Social Media Management

  • Posts as the brand’s account on social networks only
  • Responsible for posts, replies, and social media content
  • Uses the brand’s voice, personality, and social strategy


Community Management

  • Posts as a brand ambassador under their own account, usually an account dedicated to the brand’s community management
  • Develops the community through discussion
  • Finds ways to reach the community

The Benefits of Having a Community Manager on Your Social Team?

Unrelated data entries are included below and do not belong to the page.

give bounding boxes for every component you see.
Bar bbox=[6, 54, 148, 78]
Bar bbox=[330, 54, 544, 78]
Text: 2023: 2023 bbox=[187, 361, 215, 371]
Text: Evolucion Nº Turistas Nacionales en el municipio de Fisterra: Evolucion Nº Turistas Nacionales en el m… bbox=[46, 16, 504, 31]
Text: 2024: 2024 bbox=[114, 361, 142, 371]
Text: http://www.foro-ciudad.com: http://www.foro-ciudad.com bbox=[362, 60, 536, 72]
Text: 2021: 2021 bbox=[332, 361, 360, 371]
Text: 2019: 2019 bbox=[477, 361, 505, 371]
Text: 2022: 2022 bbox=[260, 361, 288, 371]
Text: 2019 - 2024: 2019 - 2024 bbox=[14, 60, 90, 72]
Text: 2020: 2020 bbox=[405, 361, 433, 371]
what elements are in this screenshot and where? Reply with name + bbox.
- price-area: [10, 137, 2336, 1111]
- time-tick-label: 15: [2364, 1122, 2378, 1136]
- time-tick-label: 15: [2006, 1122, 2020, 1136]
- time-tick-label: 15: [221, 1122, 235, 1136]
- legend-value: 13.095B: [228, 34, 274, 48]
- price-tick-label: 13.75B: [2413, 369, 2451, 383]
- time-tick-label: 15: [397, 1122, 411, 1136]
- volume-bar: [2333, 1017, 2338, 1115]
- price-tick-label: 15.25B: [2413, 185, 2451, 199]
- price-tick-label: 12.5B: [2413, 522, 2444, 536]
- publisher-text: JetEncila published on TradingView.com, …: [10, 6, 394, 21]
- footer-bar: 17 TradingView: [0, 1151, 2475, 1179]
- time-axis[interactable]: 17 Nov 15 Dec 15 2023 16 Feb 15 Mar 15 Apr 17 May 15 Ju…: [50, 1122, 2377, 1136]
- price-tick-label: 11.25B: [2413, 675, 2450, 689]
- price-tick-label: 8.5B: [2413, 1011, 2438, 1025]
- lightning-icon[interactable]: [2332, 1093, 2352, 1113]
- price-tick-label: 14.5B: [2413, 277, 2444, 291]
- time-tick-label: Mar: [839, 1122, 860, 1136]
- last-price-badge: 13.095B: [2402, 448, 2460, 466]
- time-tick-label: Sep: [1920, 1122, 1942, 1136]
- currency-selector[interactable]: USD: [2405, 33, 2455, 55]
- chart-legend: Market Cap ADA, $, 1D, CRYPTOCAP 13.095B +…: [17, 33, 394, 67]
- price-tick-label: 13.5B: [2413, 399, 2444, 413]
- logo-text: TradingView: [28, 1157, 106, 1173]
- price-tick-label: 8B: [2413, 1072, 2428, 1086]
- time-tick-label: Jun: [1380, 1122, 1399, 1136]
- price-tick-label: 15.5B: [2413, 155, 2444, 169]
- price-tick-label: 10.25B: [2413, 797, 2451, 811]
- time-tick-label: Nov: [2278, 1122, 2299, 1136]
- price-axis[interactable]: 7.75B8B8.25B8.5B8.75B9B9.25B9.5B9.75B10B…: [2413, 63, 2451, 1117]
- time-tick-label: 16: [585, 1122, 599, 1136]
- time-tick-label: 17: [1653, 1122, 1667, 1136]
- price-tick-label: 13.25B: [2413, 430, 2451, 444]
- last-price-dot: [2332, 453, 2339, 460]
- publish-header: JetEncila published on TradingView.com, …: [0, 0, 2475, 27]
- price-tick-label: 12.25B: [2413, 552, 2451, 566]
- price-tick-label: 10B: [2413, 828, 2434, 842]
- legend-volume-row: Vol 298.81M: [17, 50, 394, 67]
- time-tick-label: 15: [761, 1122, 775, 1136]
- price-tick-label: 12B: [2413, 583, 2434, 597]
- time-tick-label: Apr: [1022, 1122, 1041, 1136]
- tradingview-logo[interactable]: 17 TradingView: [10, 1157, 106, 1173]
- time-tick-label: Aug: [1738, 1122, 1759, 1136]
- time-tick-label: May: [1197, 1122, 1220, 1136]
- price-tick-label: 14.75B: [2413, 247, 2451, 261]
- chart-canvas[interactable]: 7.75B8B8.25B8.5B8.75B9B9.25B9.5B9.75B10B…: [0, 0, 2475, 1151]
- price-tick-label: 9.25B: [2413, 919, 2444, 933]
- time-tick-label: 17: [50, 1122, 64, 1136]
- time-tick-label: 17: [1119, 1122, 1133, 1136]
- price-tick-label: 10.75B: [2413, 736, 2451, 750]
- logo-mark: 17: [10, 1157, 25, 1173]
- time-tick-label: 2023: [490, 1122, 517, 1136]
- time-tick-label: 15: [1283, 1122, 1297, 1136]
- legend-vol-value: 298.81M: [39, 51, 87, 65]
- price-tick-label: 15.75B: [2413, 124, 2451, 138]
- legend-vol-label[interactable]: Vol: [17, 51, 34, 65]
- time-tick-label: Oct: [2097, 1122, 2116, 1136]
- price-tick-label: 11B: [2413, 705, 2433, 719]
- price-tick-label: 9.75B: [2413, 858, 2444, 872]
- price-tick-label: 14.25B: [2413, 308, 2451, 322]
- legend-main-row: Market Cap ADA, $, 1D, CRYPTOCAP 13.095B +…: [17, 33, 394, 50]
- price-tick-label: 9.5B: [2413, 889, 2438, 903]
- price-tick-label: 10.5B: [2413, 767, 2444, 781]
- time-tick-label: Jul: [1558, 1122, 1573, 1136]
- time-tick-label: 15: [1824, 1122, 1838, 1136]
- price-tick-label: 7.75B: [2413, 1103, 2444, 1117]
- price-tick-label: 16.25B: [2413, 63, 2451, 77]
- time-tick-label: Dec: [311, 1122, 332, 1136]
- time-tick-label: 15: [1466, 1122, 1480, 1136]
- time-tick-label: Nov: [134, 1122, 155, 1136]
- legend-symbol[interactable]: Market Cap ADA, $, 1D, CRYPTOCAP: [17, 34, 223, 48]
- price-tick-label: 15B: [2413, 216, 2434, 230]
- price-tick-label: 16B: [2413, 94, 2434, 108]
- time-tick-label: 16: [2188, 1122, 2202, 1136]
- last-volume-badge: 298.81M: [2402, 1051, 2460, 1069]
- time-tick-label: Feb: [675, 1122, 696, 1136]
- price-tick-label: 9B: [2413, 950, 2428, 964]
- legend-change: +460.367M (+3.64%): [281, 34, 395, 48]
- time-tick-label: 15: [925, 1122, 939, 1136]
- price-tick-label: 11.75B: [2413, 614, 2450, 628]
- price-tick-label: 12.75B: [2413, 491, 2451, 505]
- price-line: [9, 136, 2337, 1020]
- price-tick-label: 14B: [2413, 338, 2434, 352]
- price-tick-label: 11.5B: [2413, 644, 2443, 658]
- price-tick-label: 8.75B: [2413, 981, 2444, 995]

By working together, social media managers and community managers can take community feedback and respond appropriately through social channels, addressing concerns and fortifying weaknesses in the brand strategy. When paired with effective social media management, community management provides a range of benefits that all work towards the ultimate success and growth of the brand. 

Improve Your Reputation

When it’s allowed to run wild without supervision, the internet can be severely detrimental to your brand’s reputation. Community Management nips complaints and negative perceptions in the bud, enabling the social media manager to get ahead of reputation damage before it’s a problem. 


Develop Brand Loyalty

A community manager makes your brand more approachable by giving it a human representative online. When consumers can have a rapport with a brand and develop a connection, they are much more likely to become loyal to that brand, increasing lifetime customer value. 


Build Your Network

A community manager’s focus is engaging the community. This can present opportunities to connect with influencers, other brands, potential partners, and customer advocates. A strong network within your community creates further opportunities and can even help protect you from future reputation damage. 


Increase Brand Awareness

By finding out where the conversations are and where they aren’t, your community manager can inform your social media manager of where your brand needs to develop some visibility. They can also get into the places where your brand is absent and start connecting with your audience.


Create Repeat Customers

When a customer has an unpleasant experience with your brand, you might think the best you can do is damage control, but you have an opportunity (usually only one opportunity) to bring that customer back in by providing a customer service experience that proves to them that they are valued. A community manager can give them that personalized, person-to-person experience.


Inform Your Business Strategy

The raw feedback your community manager gathers from interactions around the web can be invaluable to your entire business strategy. Knowing exactly what your audience wants and needs allows you to grow your market share with practical and high-demand innovation.